I don't push. I just feel something settle in my chest that I'm not ready to name yet, which is the feeling that this man saw a problem before I named it, walked over to that problem, and shut it down with his face.
We get to my cabin and I unlock the door. "You want the couch or the floor?"
"Couch."
"Bed sheets are in the dryer. I'll grab them."
"I don't need sheets, Dakota."
"You're sleeping on something I sit on, Spur. You're getting sheets. I want you to be comfortable."
I get him the damn sheets, and he doesn’t argue with me about it.
He makes the couch up himself, without complaint.
I lean in the doorway between my bedroom and the living room and watch him do it, and he doesn't look up at me but he knows I'm there.
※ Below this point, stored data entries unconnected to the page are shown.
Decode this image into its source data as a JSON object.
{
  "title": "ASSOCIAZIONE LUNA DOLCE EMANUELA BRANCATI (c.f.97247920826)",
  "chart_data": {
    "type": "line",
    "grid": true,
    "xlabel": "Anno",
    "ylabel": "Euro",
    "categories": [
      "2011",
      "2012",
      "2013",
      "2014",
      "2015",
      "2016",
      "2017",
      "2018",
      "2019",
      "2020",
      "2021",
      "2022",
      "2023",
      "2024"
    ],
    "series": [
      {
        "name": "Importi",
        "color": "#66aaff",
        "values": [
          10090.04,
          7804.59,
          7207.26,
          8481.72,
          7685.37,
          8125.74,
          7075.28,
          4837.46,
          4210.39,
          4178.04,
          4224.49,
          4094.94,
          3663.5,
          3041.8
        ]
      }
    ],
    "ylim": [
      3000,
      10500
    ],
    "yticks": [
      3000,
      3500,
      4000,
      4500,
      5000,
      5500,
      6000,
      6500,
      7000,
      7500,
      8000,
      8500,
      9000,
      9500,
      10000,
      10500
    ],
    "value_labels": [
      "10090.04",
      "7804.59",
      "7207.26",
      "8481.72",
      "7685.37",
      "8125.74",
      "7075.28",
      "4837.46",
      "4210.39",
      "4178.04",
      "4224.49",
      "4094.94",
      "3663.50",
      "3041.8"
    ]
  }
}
I leave the doors between the rooms open.
Both of them. Deliberately.
He doesn't say anything about it.
* * *
I lie in my bed in the dark and look at the ceiling.
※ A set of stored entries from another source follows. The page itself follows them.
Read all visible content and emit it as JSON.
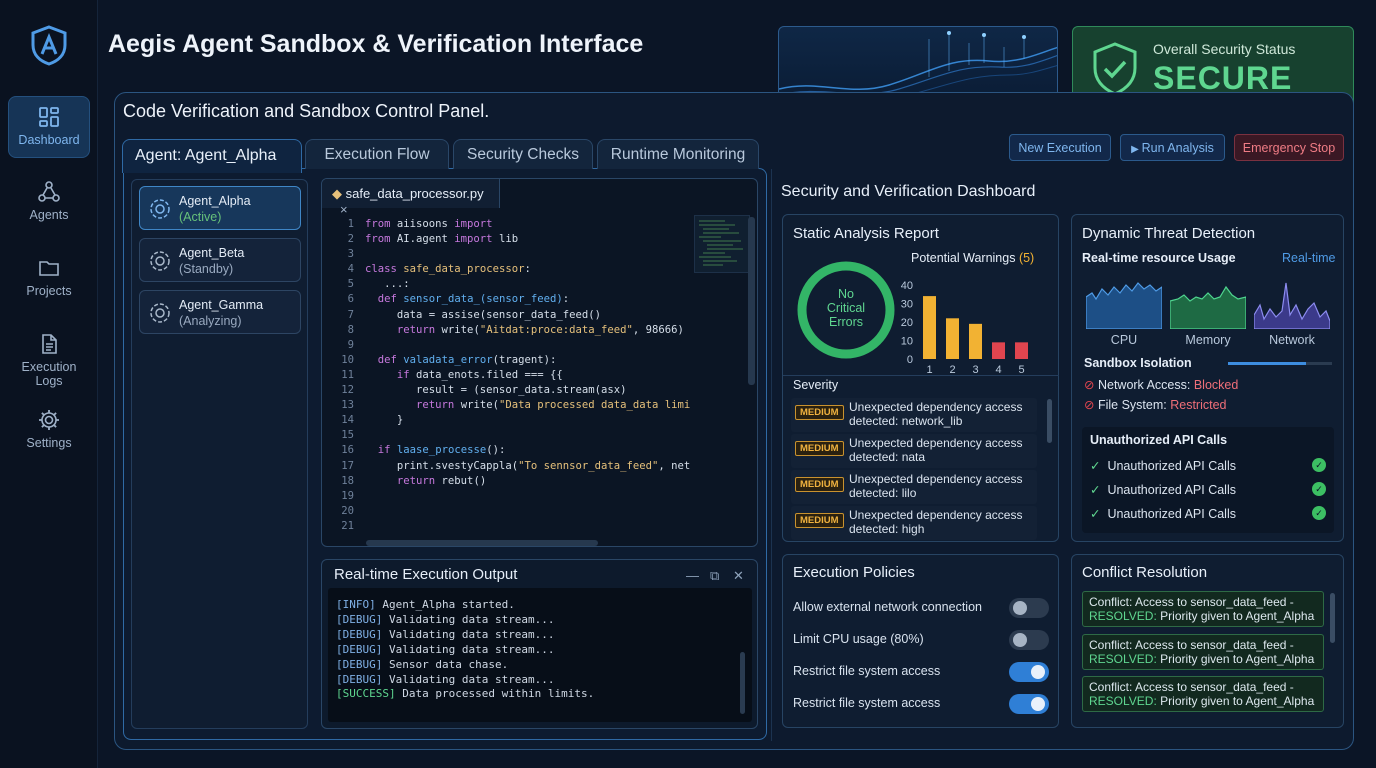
{
  "app": {
    "title": "Aegis Agent Sandbox & Verification Interface"
  },
  "sidebar": {
    "items": [
      {
        "label": "Dashboard",
        "icon": "dashboard-icon"
      },
      {
        "label": "Agents",
        "icon": "agents-icon"
      },
      {
        "label": "Projects",
        "icon": "folder-icon"
      },
      {
        "label": "Execution Logs",
        "icon": "document-icon"
      },
      {
        "label": "Settings",
        "icon": "gear-icon"
      }
    ]
  },
  "status": {
    "label": "Overall Security Status",
    "value": "SECURE",
    "color": "#5fd690"
  },
  "panel": {
    "title": "Code Verification and Sandbox Control Panel.",
    "agent_tab": "Agent: Agent_Alpha",
    "tabs": [
      "Execution Flow",
      "Security Checks",
      "Runtime Monitoring"
    ],
    "buttons": {
      "new_execution": "New Execution",
      "run_analysis": "Run Analysis",
      "emergency_stop": "Emergency Stop"
    }
  },
  "agents": [
    {
      "name": "Agent_Alpha",
      "status": "(Active)"
    },
    {
      "name": "Agent_Beta",
      "status": "(Standby)"
    },
    {
      "name": "Agent_Gamma",
      "status": "(Analyzing)"
    }
  ],
  "editor": {
    "filename": "safe_data_processor.py",
    "line_numbers": [
      "1",
      "2",
      "3",
      "4",
      "5",
      "6",
      "7",
      "8",
      "9",
      "10",
      "11",
      "12",
      "13",
      "14",
      "15",
      "16",
      "17",
      "18",
      "19",
      "20",
      "21"
    ]
  },
  "output": {
    "title": "Real-time Execution Output",
    "lines": [
      {
        "tag": "[INFO]",
        "text": " Agent_Alpha started."
      },
      {
        "tag": "[DEBUG]",
        "text": " Validating data stream..."
      },
      {
        "tag": "[DEBUG]",
        "text": " Validating data stream..."
      },
      {
        "tag": "[DEBUG]",
        "text": " Validating data stream..."
      },
      {
        "tag": "[DEBUG]",
        "text": " Sensor data chase."
      },
      {
        "tag": "[DEBUG]",
        "text": " Validating data stream..."
      },
      {
        "tag": "[SUCCESS]",
        "text": " Data processed within limits."
      }
    ]
  },
  "dashboard": {
    "title": "Security and Verification Dashboard",
    "static_analysis": {
      "title": "Static Analysis Report",
      "ring_text": [
        "No",
        "Critical",
        "Errors"
      ],
      "warnings_label": "Potential Warnings",
      "warnings_count": "(5)",
      "severity_label": "Severity",
      "issues": [
        {
          "level": "MEDIUM",
          "text": "Unexpected dependency access detected: network_lib"
        },
        {
          "level": "MEDIUM",
          "text": "Unexpected dependency access detected: nata"
        },
        {
          "level": "MEDIUM",
          "text": "Unexpected dependency access detected: lilo"
        },
        {
          "level": "MEDIUM",
          "text": "Unexpected dependency access detected: high"
        }
      ]
    },
    "threat": {
      "title": "Dynamic Threat Detection",
      "usage_label": "Real-time resource Usage",
      "realtime": "Real-time",
      "metrics": [
        "CPU",
        "Memory",
        "Network"
      ],
      "isolation_label": "Sandbox Isolation",
      "network_label": "Network Access: ",
      "network_value": "Blocked",
      "fs_label": "File System: ",
      "fs_value": "Restricted",
      "api_title": "Unauthorized API Calls",
      "api_rows": [
        "Unauthorized API Calls",
        "Unauthorized API Calls",
        "Unauthorized API Calls"
      ]
    },
    "policies": {
      "title": "Execution Policies",
      "items": [
        {
          "label": "Allow external network connection",
          "on": false
        },
        {
          "label": "Limit CPU usage (80%)",
          "on": false
        },
        {
          "label": "Restrict file system access",
          "on": true
        },
        {
          "label": "Restrict file system access",
          "on": true
        }
      ]
    },
    "conflict": {
      "title": "Conflict Resolution",
      "items": [
        {
          "line1": "Conflict: Access to sensor_data_feed -",
          "resolved": "RESOLVED:",
          "line2": " Priority given to Agent_Alpha"
        },
        {
          "line1": "Conflict: Access to sensor_data_feed -",
          "resolved": "RESOLVED:",
          "line2": " Priority given to Agent_Alpha"
        },
        {
          "line1": "Conflict: Access to sensor_data_feed -",
          "resolved": "RESOLVED:",
          "line2": " Priority given to Agent_Alpha"
        }
      ]
    }
  },
  "chart_data": {
    "type": "bar",
    "categories": [
      "1",
      "2",
      "3",
      "4",
      "5"
    ],
    "values": [
      34,
      22,
      19,
      9,
      9
    ],
    "ylim": [
      0,
      40
    ],
    "yticks": [
      "0",
      "10",
      "20",
      "30",
      "40"
    ],
    "colors": [
      "#f2b233",
      "#f2b233",
      "#f2b233",
      "#e0454f",
      "#e0454f"
    ]
  }
}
The ceiling is the same pine boards it's been since Pops had the cabin built—no insulation cost, no painting, just the bare wood that smells of cedar in the summer when the heat draws it out.
I've been staring at this ceiling for longer than I care to admit.
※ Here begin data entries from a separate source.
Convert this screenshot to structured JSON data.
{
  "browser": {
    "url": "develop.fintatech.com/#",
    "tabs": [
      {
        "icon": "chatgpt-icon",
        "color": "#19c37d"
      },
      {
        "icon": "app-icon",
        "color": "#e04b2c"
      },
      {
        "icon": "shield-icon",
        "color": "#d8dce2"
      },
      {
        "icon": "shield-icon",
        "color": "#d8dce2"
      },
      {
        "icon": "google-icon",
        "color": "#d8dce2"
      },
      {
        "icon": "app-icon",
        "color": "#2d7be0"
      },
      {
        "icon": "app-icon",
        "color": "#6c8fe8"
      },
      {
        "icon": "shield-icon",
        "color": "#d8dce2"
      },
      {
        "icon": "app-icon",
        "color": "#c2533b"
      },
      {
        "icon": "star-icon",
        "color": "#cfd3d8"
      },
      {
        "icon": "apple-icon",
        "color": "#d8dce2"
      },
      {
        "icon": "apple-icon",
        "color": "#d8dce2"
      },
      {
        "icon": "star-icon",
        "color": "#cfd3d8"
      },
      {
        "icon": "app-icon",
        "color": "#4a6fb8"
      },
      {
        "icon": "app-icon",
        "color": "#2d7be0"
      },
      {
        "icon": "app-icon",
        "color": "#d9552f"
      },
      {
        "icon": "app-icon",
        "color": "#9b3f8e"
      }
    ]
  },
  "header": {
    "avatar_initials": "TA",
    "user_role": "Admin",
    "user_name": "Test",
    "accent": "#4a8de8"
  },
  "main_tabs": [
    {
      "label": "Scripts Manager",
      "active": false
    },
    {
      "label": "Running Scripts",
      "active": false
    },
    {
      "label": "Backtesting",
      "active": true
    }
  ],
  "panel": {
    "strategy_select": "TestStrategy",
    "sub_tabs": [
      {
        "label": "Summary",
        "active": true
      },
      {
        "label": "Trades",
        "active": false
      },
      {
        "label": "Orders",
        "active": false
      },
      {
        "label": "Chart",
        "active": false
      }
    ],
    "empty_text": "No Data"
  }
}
For fuck’s sake, any time I have a lot going on in my life I lay down and just stare. I don’t know why. If it’s the architecture or craftsmanship that draws me in.
But it calms me down.
Tonight I'm staring at it with a man on my couch.
I can hear him breathing.
Not asleep. He's pretending. The slow, steady in-out of a man who has decided you should think he's asleep.
I think about my mother.
I think about Marlena pouring me coffee into a tumbler my half-sister made.
I think about Buckley on the bunkhouse porch and Spur shutting him down with a look.
I think about the freaky ass note.
I think about Spur's face when he read it.
Mom would have hated all of this, or maybe she would’ve loved it.
I roll onto my side and look at the doorway.
I can see the outline of him on my couch in the dark.
Boots off. Cut on. One arm behind his head.